QUOTE (mushrooms @ Oct 24 2009, 10:29 PM)

Can you guys tell me what exactly is Kuyteav chha? Is there a difference between "kuyteav chha" and "kuyteav kohk"?
Because I looked for pictures of kuyteav chha, and what I see is not what I am used to having my mom make, or her friends make. The pictures I find look more like pad thai, and some of them look kinda saucy...
From what I know, kuyteav chha (or kuyteav kohk) is supposed to be noodles cooked in the kuyteav broth but then cooked dried in a wok or pan with beef. And there is no vegetables except for green onions, cilantro and bean sprouts. No eggs, no peanuts, no tofu or anything else like that. Am I right?
And another question, how many "dry" noodle dishes do Cambodians have in their culinary repertoire?
I love Kuyteav Cha! The way my mum makes Kuyteav Cha while we were growing up was with pork meat, cabbage, bean sprouts all stir fried with the rice noodles seasoning with oyster sauce, soy sauce, fish sauce and sugar. She'll top it off with eggs, peanut and more bean sprouts if we choose to have more bean sprouts. The main ingredient is the sweet fish sauce, turk trey that many Khmers use to eat with Kuyteav Cha.
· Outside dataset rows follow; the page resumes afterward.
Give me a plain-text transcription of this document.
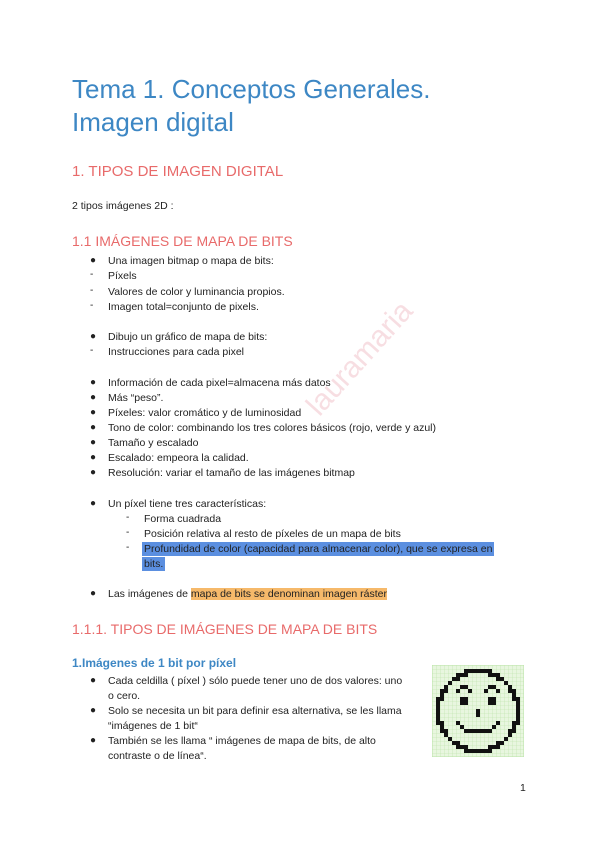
Tema 1. Conceptos Generales.
Imagen digital
1. TIPOS DE IMAGEN DIGITAL

2 tipos imágenes 2D :

1.1 IMÁGENES DE MAPA DE BITS
●	Una imagen bitmap o mapa de bits:
-	Píxels
-	Valores de color y luminancia propios.
-	Imagen total=conjunto de pixels.
●	Dibujo un gráfico de mapa de bits:
-	Instrucciones para cada pixel
●	Información de cada pixel=almacena más datos
●	Más “peso”.
●	Píxeles: valor cromático y de luminosidad
●	Tono de color: combinando los tres colores básicos (rojo, verde y azul)
●	Tamaño y escalado
●	Escalado: empeora la calidad.
●	Resolución: variar el tamaño de las imágenes bitmap
●	Un píxel tiene tres características:
-	Forma cuadrada
-	Posición relativa al resto de píxeles de un mapa de bits
-	Profundidad de color (capacidad para almacenar color), que se expresa en
bits.
●	Las imágenes de mapa de bits se denominan imagen ráster
1.1.1. TIPOS DE IMÁGENES DE MAPA DE BITS
1.Imágenes de 1 bit por píxel
●	Cada celdilla ( píxel ) sólo puede tener uno de dos valores: uno
o cero.
●	Solo se necesita un bit para definir esa alternativa, se les llama
“imágenes de 1 bit“
●	También se les llama “ imágenes de mapa de bits, de alto
contraste o de línea“.
lauramaria
1
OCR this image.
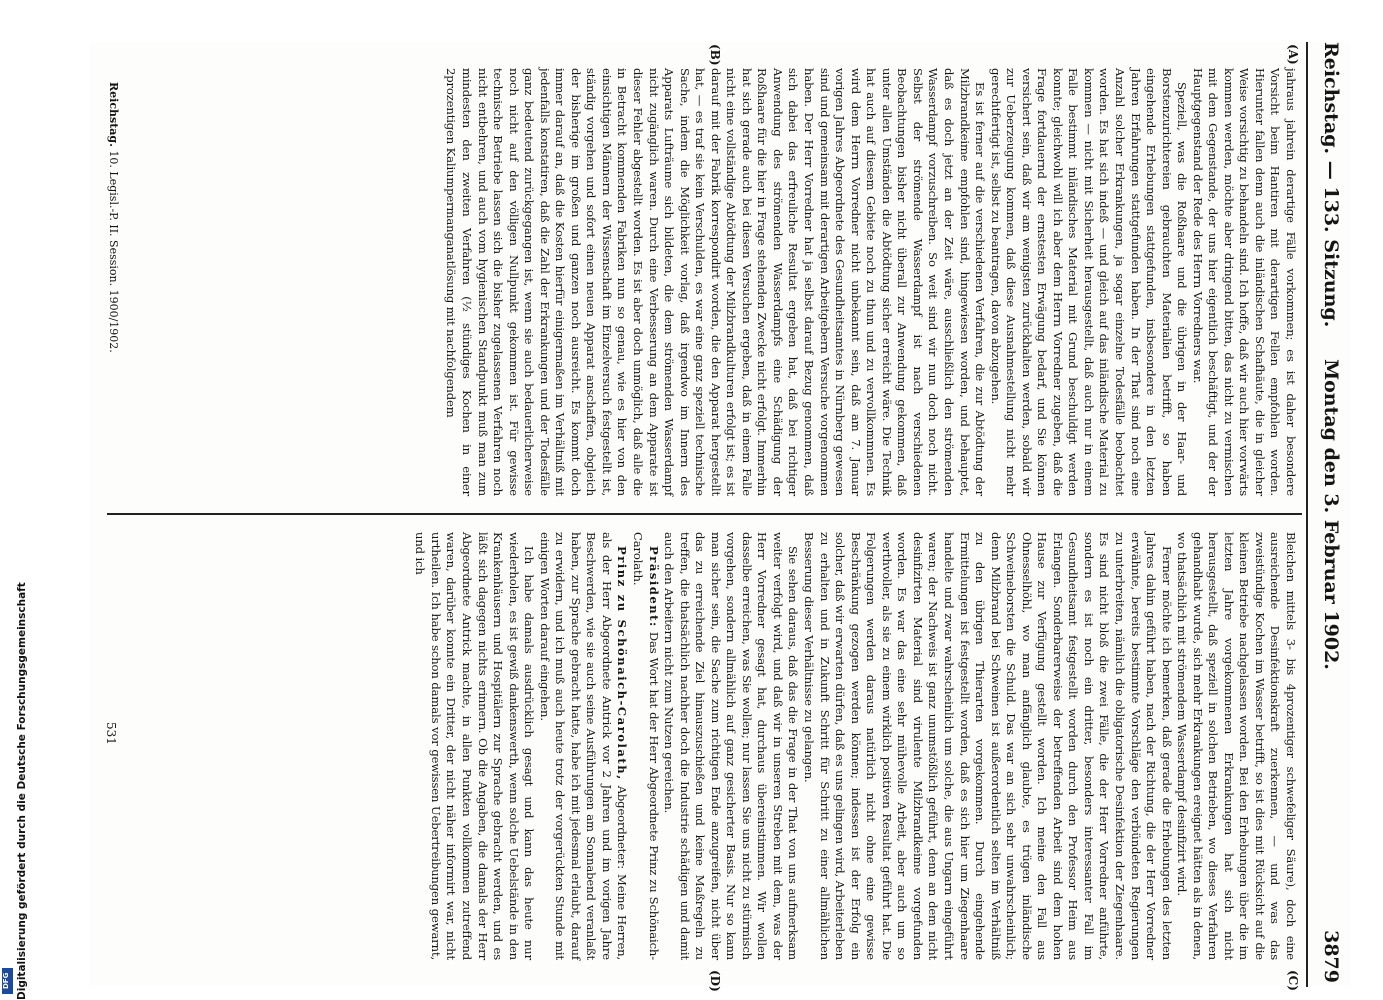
Reichstag. — 133. Sitzung.
Montag den 3. Februar 1902.
3879
(A)
(B)
(C)
(D)

jahraus jahrein derartige Fälle vorkommen; es ist daher besondere Vorsicht beim Hantiren mit derartigen Fellen empfohlen worden. Hierunter fallen denn auch die inländischen Schafhäute, die in gleicher Weise vorsichtig zu behandeln sind. Ich hoffe, daß wir auch hier vorwärts kommen werden, möchte aber dringend bitten, das nicht zu vermischen mit dem Gegenstande, der uns hier eigentlich beschäftigt, und der der Hauptgegenstand der Rede des Herrn Vorredners war.

Speziell, was die Roßhaare und die übrigen in der Haar- und Borstenzurichtereien gebrauchten Materialien betrifft, so haben eingehende Erhebungen stattgefunden, insbesondere in den letzten Jahren Erfahrungen stattgefunden haben. In der That sind noch eine Anzahl solcher Erkrankungen, ja sogar einzelne Todesfälle beobachtet worden. Es hat sich indeß — und gleich auf das inländische Material zu kommen — nicht mit Sicherheit herausgestellt, daß auch nur in einem Falle bestimmt inländisches Material mit Grund beschuldigt werden konnte; gleichwohl will ich aber dem Herrn Vorredner zugeben, daß die Frage fortdauernd der ernstesten Erwägung bedarf, und Sie können versichert sein, daß wir am wenigsten zurückhalten werden, sobald wir zur Ueberzeugung kommen, daß diese Ausnahmestellung nicht mehr gerechtfertigt ist, selbst zu beantragen, davon abzugehen.

Es ist ferner auf die verschiedenen Verfahren, die zur Abtödtung der Milzbrandkeime empfohlen sind, hingewiesen worden, und behauptet, daß es doch jetzt an der Zeit wäre, ausschließlich den strömenden Wasserdampf vorzuschreiben. So weit sind wir nun doch noch nicht. Selbst der strömende Wasserdampf ist nach verschiedenen Beobachtungen bisher nicht überall zur Anwendung gekommen, daß unter allen Umständen die Abtödtung sicher erreicht wäre. Die Technik hat auch auf diesem Gebiete noch zu thun und zu vervollkommnen. Es wird dem Herrn Vorredner nicht unbekannt sein, daß am 7. Januar vorigen Jahres Abgeordnete des Gesundheitsamtes in Nürnberg gewesen sind und gemeinsam mit derartigen Arbeitgebern Versuche vorgenommen haben. Der Herr Vorredner hat ja selbst darauf Bezug genommen, daß sich dabei das erfreuliche Resultat ergeben hat, daß bei richtiger Anwendung des strömenden Wasserdampfs eine Schädigung der Roßhaare für die hier in Frage stehenden Zwecke nicht erfolgt. Immerhin hat sich gerade auch bei diesen Versuchen ergeben, daß in einem Falle nicht eine vollständige Abtödtung der Milzbrandkulturen erfolgt ist; es ist darauf mit der Fabrik korrespondirt worden, die den Apparat hergestellt hat, — es traf sie kein Verschulden, es war eine ganz speziell technische Sache, indem die Möglichkeit vorlag, daß irgendwo im Innern des Apparats Lufträume sich bildeten, die dem strömenden Wasserdampf nicht zugänglich waren. Durch eine Verbesserung an dem Apparate ist dieser Fehler abgestellt worden. Es ist aber doch unmöglich, daß alle die in Betracht kommenden Fabriken nun so genau, wie es hier von den einsichtigen Männern der Wissenschaft im Einzelversuch festgestellt ist, ständig vorgehen und sofort einen neuen Apparat anschaffen, obgleich der bisherige im großen und ganzen noch ausreicht. Es kommt doch immer darauf an, daß die Kosten hierfür einigermaßen im Verhältniß mit jedenfalls konstatiren, daß die Zahl der Erkrankungen und der Todesfälle ganz bedeutend zurückgegangen ist, wenn sie auch bedauerlicherweise noch nicht auf den völligen Nullpunkt gekommen ist. Für gewisse technische Betriebe lassen sich die bisher zugelassenen Verfahren noch nicht entbehren, und auch vom hygienischen Standpunkt muß man zum mindesten den zweiten Verfahren (½ stündiges Kochen in einer 2prozentigen Kaliumpermanganatlösung mit nachfolgendem

Bleichen mittels 3- bis 4prozentiger schwefeliger Säure), doch eine ausreichende Desinfektionskraft zuerkennen, — und was das zweistündige Kochen im Wasser betrifft, so ist dies mit Rücksicht auf die kleinen Betriebe nachgelassen worden. Bei den Erhebungen über die im letzten Jahre vorgekommenen Erkrankungen hat sich nicht herausgestellt, daß speziell in solchen Betrieben, wo dieses Verfahren gehandhabt wurde, sich mehr Erkrankungen ereignet hätten als in denen, wo thatsächlich mit strömendem Wasserdampf desinfizirt wird.

Ferner möchte ich bemerken, daß gerade die Erhebungen des letzten Jahres dahin geführt haben, nach der Richtung, die der Herr Vorredner erwähnte, bereits bestimmte Vorschläge den verbündeten Regierungen zu unterbreiten, nämlich die obligatorische Desinfektion der Ziegenhaare. Es sind nicht bloß die zwei Fälle, die der Herr Vorredner anführte, sondern es ist noch ein dritter, besonders interessanter Fall im Gesundheitsamt festgestellt worden durch den Professor Heim aus Erlangen. Sonderbarerweise der betreffenden Arbeit sind dem hohen Hause zur Verfügung gestellt worden. Ich meine den Fall aus Ohnesselhöhl, wo man anfänglich glaubte, es trügen inländische Schweineborsten die Schuld. Das war an sich sehr unwahrscheinlich; denn Milzbrand bei Schweinen ist außerordentlich selten im Verhältniß zu den übrigen Thierarten vorgekommen. Durch eingehende Ermittelungen ist festgestellt worden, daß es sich hier um Ziegenhaare handelte und zwar wahrscheinlich um solche, die aus Ungarn eingeführt waren; der Nachweis ist ganz unumstößlich geführt, denn an dem nicht desinfizirten Material sind virulente Milzbrandkeime vorgefunden worden. Es war das eine sehr mühevolle Arbeit, aber auch um so werthvoller, als sie zu einem wirklich positiven Resultat geführt hat. Die Folgerungen werden daraus natürlich nicht ohne eine gewisse Beschränkung gezogen werden können; indessen ist der Erfolg ein solcher, daß wir erwarten dürfen, daß es uns gelingen wird, Arbeiterleben zu erhalten und in Zukunft Schritt für Schritt zu einer allmählichen Besserung dieser Verhältnisse zu gelangen.

Sie sehen daraus, daß das die Frage in der That von uns aufmerksam weiter verfolgt wird, und daß wir in unseren Streben mit dem, was der Herr Vorredner gesagt hat, durchaus übereinstimmen. Wir wollen dasselbe erreichen, was Sie wollen; nur lassen Sie uns nicht zu stürmisch vorgehen, sondern allmählich auf ganz gesicherter Basis. Nur so kann man sicher sein, die Sache zum richtigen Ende anzugreifen, nicht über das zu erreichende Ziel hinauszuschießen und keine Maßregeln zu treffen, die thatsächlich nachher doch die Industrie schädigen und damit auch den Arbeitern nicht zum Nutzen gereichen.

Präsident: Das Wort hat der Herr Abgeordnete Prinz zu Schönaich-Carolath.

Prinz zu Schönaich-Carolath, Abgeordneter: Meine Herren, als der Herr Abgeordnete Antrick vor 2 Jahren und im vorigen Jahre Beschwerden, wie sie auch seine Ausführungen am Sonnabend veranlaßt haben, zur Sprache gebracht hatte, habe ich mit jedesmal erlaubt, darauf zu erwidern, und ich muß auch heute trotz der vorgerückten Stunde mit einigen Worten darauf eingehen.

Ich habe damals ausdrücklich gesagt und kann das heute nur wiederholen, es ist gewiß dankenswerth, wenn solche Uebelstände in den Krankenhäusern und Hospitälern zur Sprache gebracht werden, und es läßt sich dagegen nichts erinnern. Ob die Angaben, die damals der Herr Abgeordnete Antrick machte, in allen Punkten vollkommen zutreffend waren, darüber konnte ein Dritter, der nicht näher informirt war, nicht urtheilen. Ich habe schon damals vor gewissen Uebertreibungen gewarnt, und ich

Reichstag. 10. Legisl.-P. II. Session. 1900/1902.
531
Digitalisierung gefördert durch die Deutsche Forschungsgemeinschaft
DFG
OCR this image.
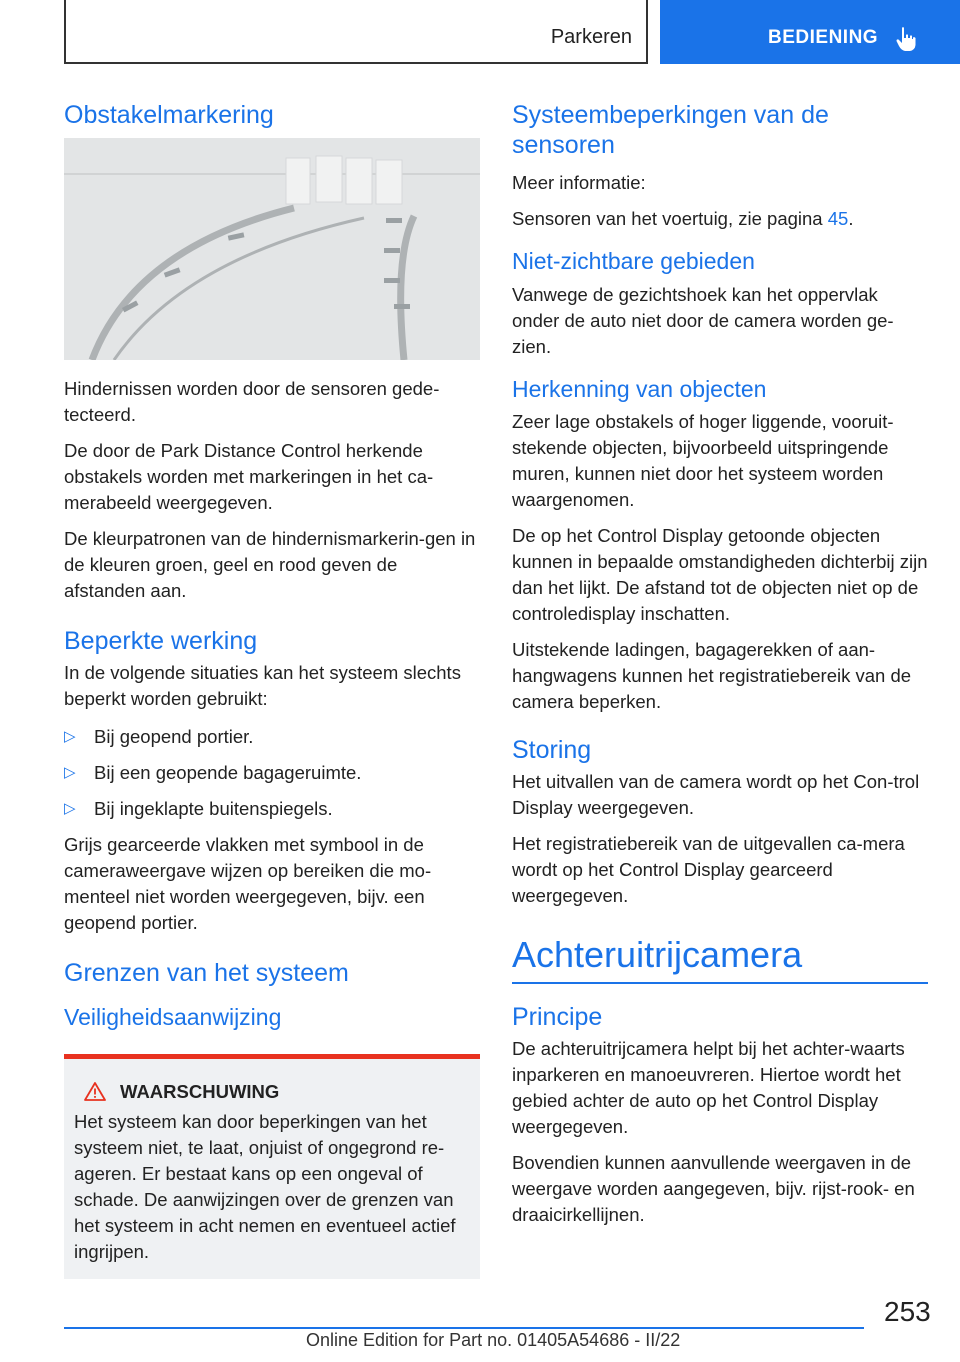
Parkeren	BEDIENING
Obstakelmarkering

Hindernissen worden door de sensoren gede-tecteerd.

De door de Park Distance Control herkende obstakels worden met markeringen in het ca-merabeeld weergegeven.

De kleurpatronen van de hindernismarkerin-gen in de kleuren groen, geel en rood geven de afstanden aan.

Beperkte werking

In de volgende situaties kan het systeem slechts beperkt worden gebruikt:

▷ Bij geopend portier.
▷ Bij een geopende bagageruimte.
▷ Bij ingeklapte buitenspiegels.

Grijs gearceerde vlakken met symbool in de cameraweergave wijzen op bereiken die mo-menteel niet worden weergegeven, bijv. een geopend portier.

Grenzen van het systeem
Veiligheidsaanwijzing
WAARSCHUWING

Het systeem kan door beperkingen van het systeem niet, te laat, onjuist of ongegrond re-ageren. Er bestaat kans op een ongeval of schade. De aanwijzingen over de grenzen van het systeem in acht nemen en eventueel actief ingrijpen.

Systeembeperkingen van de sensoren

Meer informatie:

Sensoren van het voertuig, zie pagina 45.

Niet-zichtbare gebieden

Vanwege de gezichtshoek kan het oppervlak onder de auto niet door de camera worden ge-zien.

Herkenning van objecten

Zeer lage obstakels of hoger liggende, vooruit-stekende objecten, bijvoorbeeld uitspringende muren, kunnen niet door het systeem worden waargenomen.

De op het Control Display getoonde objecten kunnen in bepaalde omstandigheden dichterbij zijn dan het lijkt. De afstand tot de objecten niet op de controledisplay inschatten.

Uitstekende ladingen, bagagerekken of aan-hangwagens kunnen het registratiebereik van de camera beperken.

Storing

Het uitvallen van de camera wordt op het Con-trol Display weergegeven.

Het registratiebereik van de uitgevallen ca-mera wordt op het Control Display gearceerd weergegeven.

Achteruitrijcamera
Principe

De achteruitrijcamera helpt bij het achter-waarts inparkeren en manoeuvreren. Hiertoe wordt het gebied achter de auto op het Control Display weergegeven.

Bovendien kunnen aanvullende weergaven in de weergave worden aangegeven, bijv. rijst-rook- en draaicirkellijnen.

253
Online Edition for Part no. 01405A54686 - II/22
Being away from mum, I have tried looking for recipes for Kuyteav Cha on youtube and many various sites only to find Pad Thai recipes. After many attempts, I've learned to cook both Khmer and Thai fried noodles. I think the differences between the two is that Thai use tamarind paste where Khmer doesn't use it to make Kuyteav Cha. However, there are so many version to make Kuyteav Cha depending on the preferences of others. I have tried some Kuyteav Cha while I used to live in Boston that used many variations of herbs as well.